Mitsubishi Electric Ireland has launched its new DPS Kiosk, a new multi-media photographic self service unit. With the growing popularity of digital cameras and camera phones, companies such as Kodak and Fujifilm have already entered this market offering consumers the ability to create prints or burn CDs at self service kiosks.
Mitsubishi Electric, while coming late to this market, has added new features such as internet services to give it a competitive edge.
Speaking at the launch of the DPS Kiosks, David Ross, Mitsubishi sales manager, pointed out that new camera phones offering four megapixel resolution due to be released in the next two years and new digital cameras would drive demand for instant, self-service units. By 2005, he said, over 216,000 self-service kiosks would be installed in Europe, Japan and North America, up from 153,000 in 2003.
Two models of the DPS Kiosks are available: a counter-top model which can be connected to up to four printers; and a ‘totem’ model with up to two printers connected and located in the pedestal. Payment can be collected via credit card – although Mitsubishi Electric Ireland is waiting for chip and pin to be introduced in this country before making that feature available – or by prepaid card.
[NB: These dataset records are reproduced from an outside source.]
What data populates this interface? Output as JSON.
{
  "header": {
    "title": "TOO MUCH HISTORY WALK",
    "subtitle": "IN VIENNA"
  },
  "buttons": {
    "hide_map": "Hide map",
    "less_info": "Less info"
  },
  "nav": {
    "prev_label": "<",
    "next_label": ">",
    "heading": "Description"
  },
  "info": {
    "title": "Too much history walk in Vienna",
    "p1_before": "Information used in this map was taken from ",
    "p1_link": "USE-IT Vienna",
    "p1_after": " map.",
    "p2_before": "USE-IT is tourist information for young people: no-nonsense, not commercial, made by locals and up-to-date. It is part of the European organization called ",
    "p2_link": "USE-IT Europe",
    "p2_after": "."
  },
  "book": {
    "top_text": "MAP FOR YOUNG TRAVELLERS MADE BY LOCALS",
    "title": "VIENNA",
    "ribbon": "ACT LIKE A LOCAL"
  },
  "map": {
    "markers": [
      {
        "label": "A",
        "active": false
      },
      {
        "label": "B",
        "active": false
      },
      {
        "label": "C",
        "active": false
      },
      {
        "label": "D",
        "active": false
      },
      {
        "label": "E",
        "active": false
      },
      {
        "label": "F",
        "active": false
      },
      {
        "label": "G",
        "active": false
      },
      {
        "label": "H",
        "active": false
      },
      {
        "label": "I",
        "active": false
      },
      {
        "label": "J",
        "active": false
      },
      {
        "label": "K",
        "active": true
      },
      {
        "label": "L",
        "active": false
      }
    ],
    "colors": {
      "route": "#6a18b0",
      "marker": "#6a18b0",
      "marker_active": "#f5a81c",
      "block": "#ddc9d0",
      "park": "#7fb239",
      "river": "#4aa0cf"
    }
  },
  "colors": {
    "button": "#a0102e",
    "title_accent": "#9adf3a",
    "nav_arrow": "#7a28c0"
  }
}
Users can insert up to seven different types of media card or a CD-ROM into the kiosk’s front panel – which can be upgraded easily as new card formats are launched – or transmit the photos to the kiosk via Bluetooth or infrared. Using a touch screen interface, the user selects the pictures he or she wishes to print, the size – depending on the available printers – and the quantity. The user can also edit the picture by removing red-eye, cropping it or modifying the colour.
In addition to printing, the user can opt to have the pictures burnt to a CD-ROM or stored in an online photo album hosted on the Mitsubishi servers. They can then retrieve the photos at a later date, either via a DPS kiosk or through their PC.
Retailers will be able to fix their own prices for printing, CD-burning and web-hosting, said Ross. In addition, they will be able to generate extra revenue through the sale of ringtones and games for mobile phones which will be delivered via the kiosks. There will also be opportunities to sell advertising.
Ross also announced a deal with Hickey’s Pharmacies – one of Ireland’s fastest growing pharmacy chains with 20 outlets in Leinster – for the supply and maintenance of a number of kiosks for evaluation. If the evaluation is successful it could lead to a full roll-out of the kiosks in Hickey’s Pharmacies outlets.